Сумароков опасливо сделал еще шаг и чуть было не упал. Хотелось даже опуститься на четвереньки и передвигаться далее так, сей способ казался надежнее, но он отверг это трусливое соображение. Он видел, что и у прочих человечишек также проблемы с прямохождением, многие, как и он, также перемещались с трудом. Почва, предательница-почва, изменница-земля, все дело было в ней! Но все-таки он шел. Опасливо и царственно. С царственной опасливостью шел Павел Васильевич. Сильные мира сего вообще помешаны на предосторожностях, сказал себе Сумароков. Но вот же и другие смотрели на него с удивлением, замечал он. Все смотрели на него с какою-то странностью. Значит чем-то он выделялся из остальной заурядной массы? Что-то в нем было особенное? Ведь так? И нужно было как-то еще укрепиться, утвердиться, снова обрести уверенность! Нужно было снова как-то научиться стоять на двух ногах на этой зыбкой, обманчивой почве. Как же возможно было сделать это? Как это вообще возможно? Может, следовало бы выпить еще немного водки, но только совсем чуть-чуть!
 
Он перешел Итальянскую, пустую, помпезную Итальянскую, и тут же магазинчик ему подвернулся, будто вырос из-под земли. Стоило ему только подумать, и вот уж он тут как тут! С магазинами всегда так бывает; будто сам черт нам их под ноги подкладывает в наших смятенных шествиях.
 
Сумароков зашел. Он хотел убедиться, что осталось еще что-то устойчивое, недвусмысленное, определенное. В магазине почти никого не было, будто специально к приходу писателя земли русской было подготовлено это эксклюзивное запустение; и Сумароков спросил у оживившейся от его появления юной продавщицы водки, причем самой дорогой водки, и к тому же целый литр. Зачем? куда ему столько? – этого он, пожалуй, не знал и сам.
 
Продавщица подала бутылку и назвала цену. Сумароков пошарил по карманам и достал какую-то мелочь, все, что у него было.
 
– Здесь мало, – тихо сказала девушка.
 
– Мало, – тихо повторил Сумароков.
 
– Не хватает, – объяснила еще та.
 
– Вам мало?! – загремел Сумароков. – Вам всем мало?! Вам всем денег подавай? А слава человеческая уже ничего не стоит? А душа бессмертная уже и за копейку не идет?
 
– Здесь только на пиво хватит, – со спасительною находчивостью предложила продавщица.
 
Сумароков страдал. Он и сам видел свою неправоту. Он же не сумасшедший, он видит, когда не прав, но только ничего не может с собою поделать, он уж очень горяч!
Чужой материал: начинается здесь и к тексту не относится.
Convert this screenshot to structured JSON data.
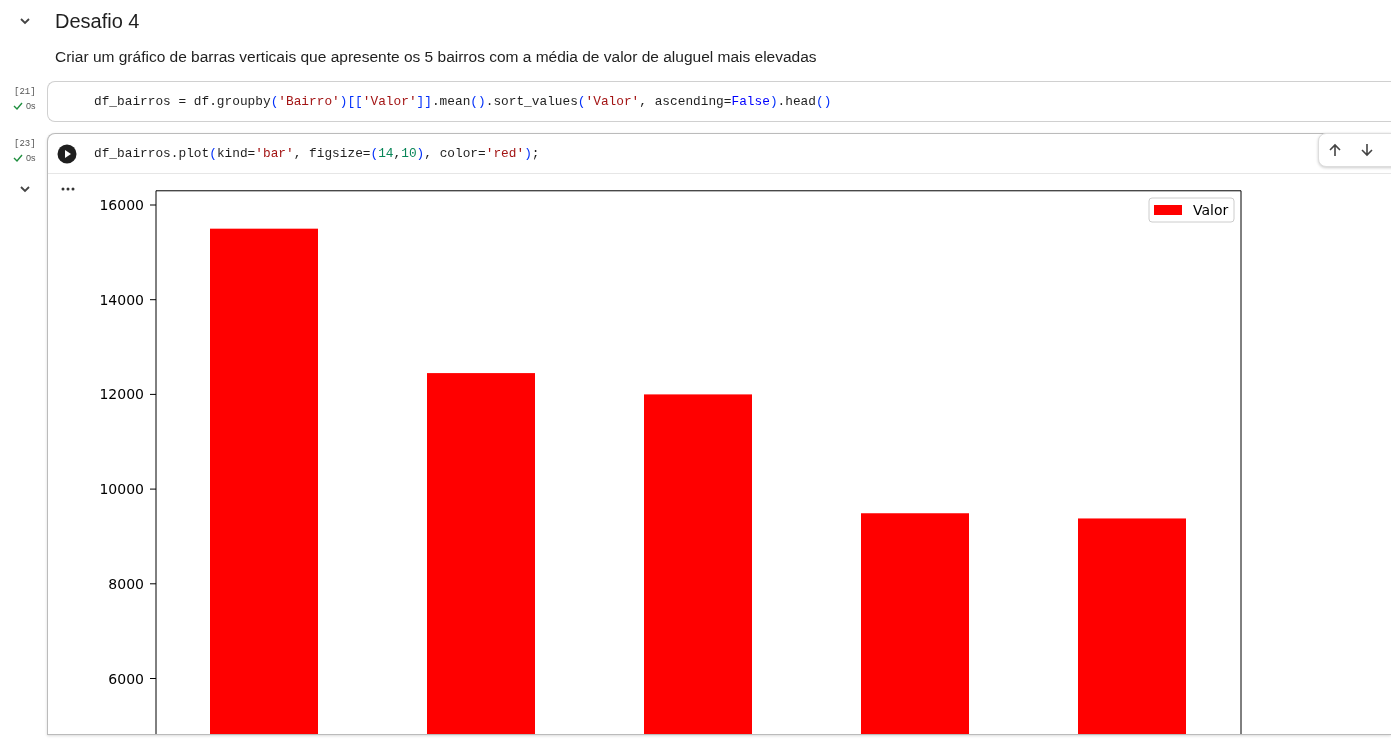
{
  "section": {
    "title": "Desafio 4",
    "expanded": true
  },
  "description": "Criar um gráfico de barras verticais que apresente os 5 bairros com a média de valor de aluguel mais elevadas",
  "cells": [
    {
      "exec_count": "[21]",
      "time": "0s",
      "success": true,
      "active": false,
      "tokens": [
        {
          "t": "df_bairros = df.groupby",
          "kind": "plain"
        },
        {
          "t": "(",
          "kind": "bracket"
        },
        {
          "t": "'Bairro'",
          "kind": "str"
        },
        {
          "t": ")[[",
          "kind": "bracket"
        },
        {
          "t": "'Valor'",
          "kind": "str"
        },
        {
          "t": "]]",
          "kind": "bracket"
        },
        {
          "t": ".mean",
          "kind": "plain"
        },
        {
          "t": "()",
          "kind": "bracket"
        },
        {
          "t": ".sort_values",
          "kind": "plain"
        },
        {
          "t": "(",
          "kind": "bracket"
        },
        {
          "t": "'Valor'",
          "kind": "str"
        },
        {
          "t": ", ascending=",
          "kind": "plain"
        },
        {
          "t": "False",
          "kind": "kw"
        },
        {
          "t": ")",
          "kind": "bracket"
        },
        {
          "t": ".head",
          "kind": "plain"
        },
        {
          "t": "()",
          "kind": "bracket"
        }
      ]
    },
    {
      "exec_count": "[23]",
      "time": "0s",
      "success": true,
      "active": true,
      "tokens": [
        {
          "t": "df_bairros.plot",
          "kind": "plain"
        },
        {
          "t": "(",
          "kind": "bracket"
        },
        {
          "t": "kind=",
          "kind": "plain"
        },
        {
          "t": "'bar'",
          "kind": "str"
        },
        {
          "t": ", figsize=",
          "kind": "plain"
        },
        {
          "t": "(",
          "kind": "bracket"
        },
        {
          "t": "14",
          "kind": "num"
        },
        {
          "t": ",",
          "kind": "plain"
        },
        {
          "t": "10",
          "kind": "num"
        },
        {
          "t": ")",
          "kind": "bracket"
        },
        {
          "t": ", color=",
          "kind": "plain"
        },
        {
          "t": "'red'",
          "kind": "str"
        },
        {
          "t": ")",
          "kind": "bracket"
        },
        {
          "t": ";",
          "kind": "plain"
        }
      ],
      "output": {
        "expanded": true,
        "chart_data": {
          "type": "bar",
          "ylim": [
            0,
            16300
          ],
          "yticks": [
            6000,
            8000,
            10000,
            12000,
            14000,
            16000
          ],
          "series": [
            {
              "name": "Valor",
              "color": "#ff0000",
              "values": [
                15500,
                12450,
                12000,
                9490,
                9380
              ]
            }
          ]
        }
      }
    }
  ]
}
А как, скажите, быть холодным, как быть равнодушным, когда вокруг творится такое?!
 
– Откройте! – крикнул он грубо и повелительно.
 
Девушка мигом спрятала дорогую водку, выбросила на прилавок пиво и быстро содрала с бутылки головной убор при помощи казенной своей открывашки на бечевочке.
 
Сумароков помедлил. Потом взял бутылку и важно стал удаляться. Мелочь вся осталась на прилавке.
 
– Сдачу! – крикнула девушка.
 
– Я еще вернусь! – пообещал он от порога. – И я с деньгами вернусь. Что, не ожидали этого? Не верите? Неужели же слава великой литературы нашей ничего не стоит? Гнусны мы, но не настолько же? – предположил Павел Васильевич. – Вернусь, – сказал он, – и всех вас тогда здесь куплю! Куплю! – пригрозил еще Сумароков.
 
Девушка смотрела на него с недоумением.
 
Нужно было наконец решаться. На улице он выпил сразу почти половину бутылки, тяжело выпустил воздух из себя и плюнул. Вот теперь все в порядке, вот теперь слюна его была снова хороша!
 
Транспорт по Садовой шел медленно и осторожно, то и дело застревая в ямах в продавленном асфальте, где собирались грязные мутные лужи. Подземная авария, должно быть, была велика, во всю Садовую. Здесь, должно быть, под асфальтом проходили трубы, и вот все они разом лопнули...
 
Сумароков презирал деньги, но они были ему нужны. Но главное же – ему нужно было объясниться, ему нужно было быть выслушанным. Он вышел на угол Невского и Садовой, где упругими своими походками сновали бесчисленные и непонятные пешеходы. Павел Васильевич прошел еще немного и остановился возле покатого спуска в подземный переход. Здесь он плюнул под ноги всей этой тротуарной сволочи, что снует взад-вперед будто бы по определенной надобности (хотя какая надобность у этой сволочи? нет никакой надобности!), одним залпом допил пиво и опустился на колени. Бутылку он поставил перед собой, но та упала и покатилась вниз, в переход. Догонять бутылку Сумароков, разумеется, не стал, пусть ее догоняет кто хочет, он же не будет; вместо этого только плюнул еще раз.
 
Невский! Он царил здесь над всем, дух его был вездесущ. Невский всегда прав, Невский всегда в выигрыше, он мот и мошенник. Он забияка и шулер! Он будто на возвышении и оттого виден отовсюду. Все стремится к нему; куда ни пойдешь, обязательно окажешься на нем, в его свите, в его шайке, в сфере его притяжения. Невский тиранит и притесняет все прочие улицы Петербурга, он забирает на себя все внимание. Он аферист и насильник! Что за пределами Невского, то глухая безнадежная провинция, то жалкий отшиб, или того будто и вовсе не существует. Иногда же, бывает, Невский подкрадывается осторожно и незаметно, зато уж потом сразу обрушивается всею тяжестью, всей массой на зазевавшегося обывателя, на его скудные пожитки, наследие и накопления. И даже все окрестные улицы боятся Невского, переулки пред ним раболепствуют; они бы и рады были бежать от него, да когда-то намертво были приращены к Невскому их безвестными устроителями, и остается им его только терпеть, лишь вынашивая в душах и в сердцах своих хитроумные планы реванша, безрассудные, безнадежные.
 
Павел Васильевич постоял на коленях немного, подумал, рванул на себе ворот рубах, так только – чуть-чуть, на всякий случай, кажется... Чтоб видели все: мается человек! И, черт побери, кто вообще проложил, прорубил все эти улицы так несправедливо и нелогично?!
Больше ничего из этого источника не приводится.